Unlike a normal distribution, which is always symmetric, the basic shape of a Poisson distribution changes.

For example, a Poisson distribution with a low mean is highly skewed, with 0 as the mode. All the data are “pushed” up against 0, with a tail extending to the right. You can see an example in the upper left quadrant above.

But if the mean is larger, the distribution spreads out and becomes more symmetric. In fact, with a mean as high as 12, the distribution looks downright normal.

A Poisson distribution with a high enough mean approximates a normal distribution, even though technically, it is not.

One difference is that in the Poisson distribution the variance = the mean. In a normal distribution, these are two separate parameters. The value of one tells you nothing about the other.

So a Poisson distributed variable may look normal, but it won’t quite behave the same.

Can you treat it as normal?

In some cases, yes. You’ll still get reasonable parameter estimates and standard errors.

But don’t do it blindly. Check your assumptions. (You always do, right?)

If the distribution is too skewed or residual variance too heteroskedastic to assume normality, then no. Stick with a model that takes the true distribution into account.

{ 3 comments… read them below or add one }

Thanks for the helpful article. There’s a minor error though when you say that “discrete variables can only be whole numbers”. Technically speaking, a discrete variable is one in which its possible values are countable.

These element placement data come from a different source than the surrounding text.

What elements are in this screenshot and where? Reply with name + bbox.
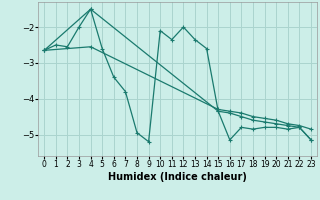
X-axis label: Humidex (Indice chaleur): Humidex (Indice chaleur) [108, 172, 247, 182]
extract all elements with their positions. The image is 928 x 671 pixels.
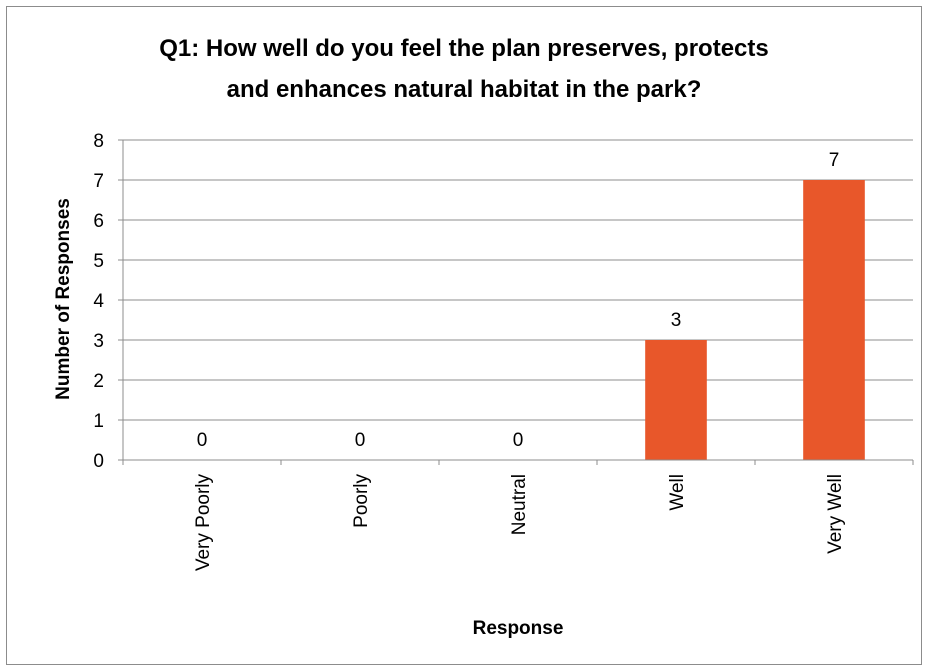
data-label: 3	[671, 310, 682, 331]
x-tick-label: Very Well	[825, 474, 846, 554]
y-tick-label: 4	[93, 291, 104, 312]
y-tick-label: 5	[93, 251, 104, 272]
y-tick-label: 1	[93, 411, 104, 432]
gridlines	[123, 139, 913, 421]
bar-well	[645, 340, 707, 460]
bars	[645, 180, 865, 460]
y-tick-label: 0	[93, 451, 104, 472]
chart-title-line-2: and enhances natural habitat in the park…	[227, 76, 702, 103]
axes: 0 1 2 3 4 5 6 7 8 Very Poorly Poorly Neutral Well Ver…	[93, 131, 914, 572]
data-label: 7	[829, 150, 840, 171]
chart-frame	[6, 6, 922, 665]
y-tick-label: 7	[93, 171, 104, 192]
data-label: 0	[355, 430, 366, 451]
x-tick-label: Well	[667, 474, 688, 511]
x-tick-label: Very Poorly	[193, 474, 214, 572]
bar-very-well	[803, 180, 865, 460]
y-axis-title: Number of Responses	[53, 198, 74, 400]
y-tick-label: 3	[93, 331, 104, 352]
x-tick-label: Poorly	[351, 474, 372, 528]
data-label: 0	[513, 430, 524, 451]
chart-title-line-1: Q1: How well do you feel the plan preser…	[159, 35, 769, 62]
data-labels: 0 0 0 3 7	[197, 150, 840, 451]
data-label: 0	[197, 430, 208, 451]
x-tick-label: Neutral	[509, 474, 530, 535]
y-tick-label: 8	[93, 131, 104, 152]
y-tick-label: 6	[93, 211, 104, 232]
x-axis-title: Response	[473, 618, 564, 639]
y-tick-label: 2	[93, 371, 104, 392]
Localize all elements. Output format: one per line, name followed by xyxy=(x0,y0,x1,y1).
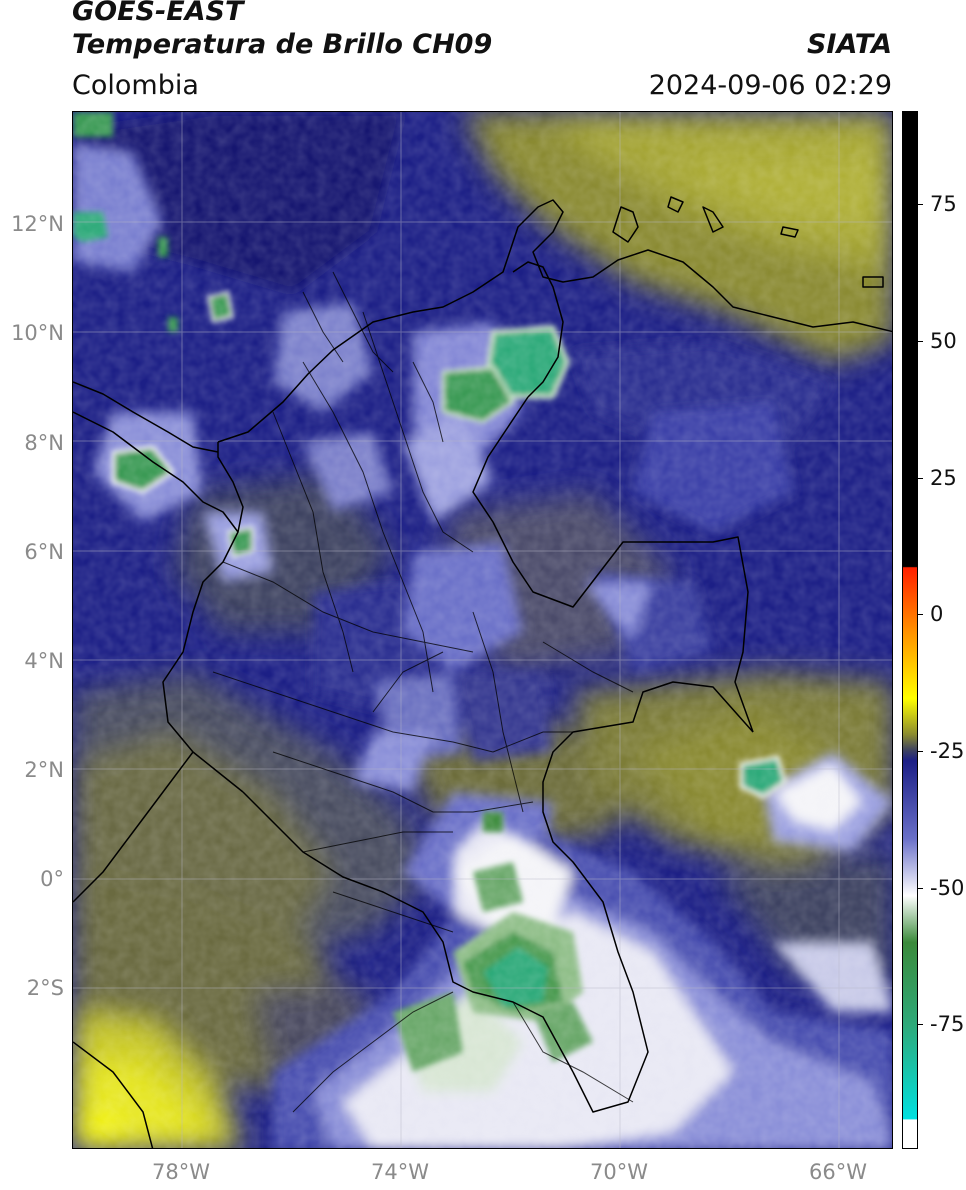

For example, consider a variable X that can take any value in {0, 0.5, 1, 1.5, 2}. X is discrete, but not necessarily a whole number!

I just wanted to thank you for your daily Linked-in comments. They are a helpful service to the community, even for the highly trained and experienced among us. Sometimes it is refreshing to think about the simple things that may have slipped your mind and which have unexpectedly great depth because the first time you heard them, you yourself did not have great depth of skill or knowledge and so they just passed as facts into the back of your brain.

Totally agree with David’s comments. Its a day after the conference in where this became in my mind a highlight.